If you are an employee of a company, it is likely that you are working for the employer in accordance with the terms of an employment contract. A standard employment contract that does not indicate any ‘term’ or length of employment, is presumed to be of “indefinite duration.” An indefinite duration employment contract has no fixed end date; accordingly, the employee continues to accumulate service with the employer over time.
If no triggering event occurs, such as (1) the employer terminating the employee’s employment without cause; (2) the employer terminating the employees’ employment for just cause; (3) the employee resigning from his or her employment; (4) the employee resigns from his or her employment as a result of an intolerable work environment (commonly referred to as a constructive dismissal) or resigns for other opportunities, then the employee is deemed to continue in his or her employment for the foreseeable future.
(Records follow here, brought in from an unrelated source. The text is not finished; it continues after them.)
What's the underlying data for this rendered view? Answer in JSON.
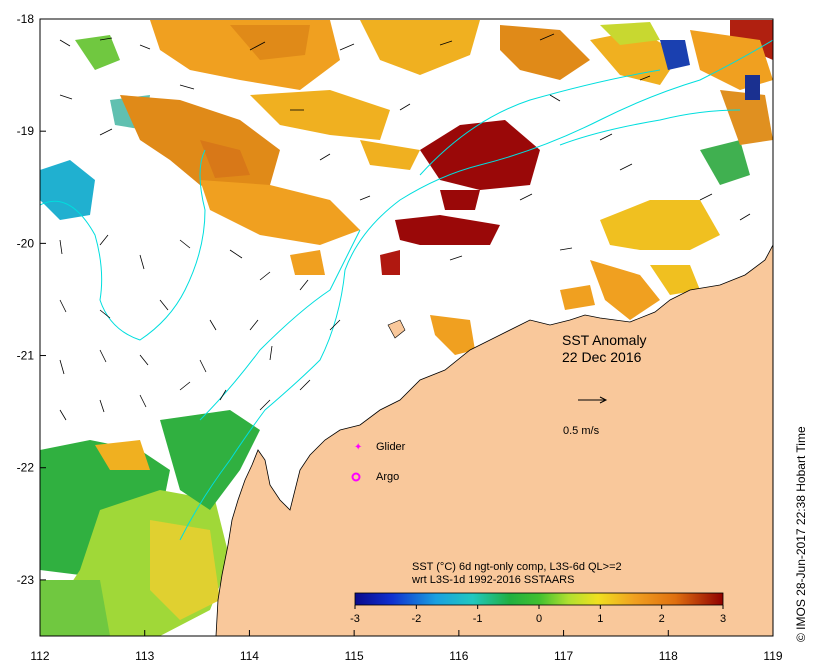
{
  "map": {
    "title": "SST Anomaly",
    "date": "22 Dec 2016",
    "x_range": [
      112,
      119
    ],
    "y_range": [
      -23.5,
      -18
    ],
    "x_ticks": [
      "112",
      "113",
      "114",
      "115",
      "116",
      "117",
      "118",
      "119"
    ],
    "y_ticks": [
      "-18",
      "-19",
      "-20",
      "-21",
      "-22",
      "-23"
    ],
    "current_scale_label": "0.5 m/s",
    "legend": {
      "glider_label": "Glider",
      "argo_label": "Argo"
    },
    "colorbar": {
      "title_line1": "SST (°C) 6d ngt-only comp, L3S-6d QL>=2",
      "title_line2": "wrt L3S-1d 1992-2016 SSTAARS",
      "ticks": [
        "-3",
        "-2",
        "-1",
        "0",
        "1",
        "2",
        "3"
      ],
      "range": [
        -3,
        3
      ]
    },
    "credit": "© IMOS 28-Jun-2017 22:38 Hobart Time",
    "colors": {
      "land": "#f9c89b",
      "ocean": "#ffffff",
      "contour": "#00dede",
      "marker": "#ff00ff"
    }
  }
}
Conversely, a fixed-term employment contract stipulates a start date and an end date of employment. Employers will typically hire workers on a fixed-term contract to replace other workers that are on leaves (i.e., maternity leave) for a defined period of time or to increase staffing levels for a specific project. The worker can still be considered an employee of the company (not an independent contractor) and the regular protections of the Employment Standards Act are still afforded to the employee operating under a fixed-term employment contract; however, the most important provision to consider when entering into such a contract is the language contained in any termination provision.
In a fixed-term employment contract, the employer does not automatically have the right to terminate the contract early and provide reasonable notice or payment in lieu thereof as is required in the dismissal of an employee operating under an indefinite duration employment contract. Rather, the parties to the fixed-term contract must clearly and unambiguously set out what the severance obligations of the employer are should the employment contract be terminated before the end of the fixed-term. Absent clear and specific language in the fixed-term contract around the amount of termination pay a fixed-term employee is entitled to should the contract be terminated before the end of the term, the employee is entitled to be paid out for the balance of the contract.
In other words, if you are an employee that was hired for a one-year fixed term contract and the employer terminates your employment after 6 months on the job, you may be entitled to payment of the entire balance of the contract (i.e., remaining 6 month period). Accordingly, in the context of a fixed-term employment contract, employers’ could be on the hook for much more than the employees’ common law severance entitlements which would apply if an indefinite duration contract governed the employment relationship. While employers’ are permitted to enter into fixed-term contracts, and sometimes do so in the expectation that severance obligations will be minimized or avoided in the event of termination, the opposite often results. For employees, your entitlement depends on whether the fixed-term employment contract contains an enforceable termination provision which limits your entitlement on termination.
As always, it is best to consult a highly-rated employment lawyer to review your employment contract and the circumstances around your dismissal to determine whether you have any right to greater severance or other damages that have been provided to you by your former employer.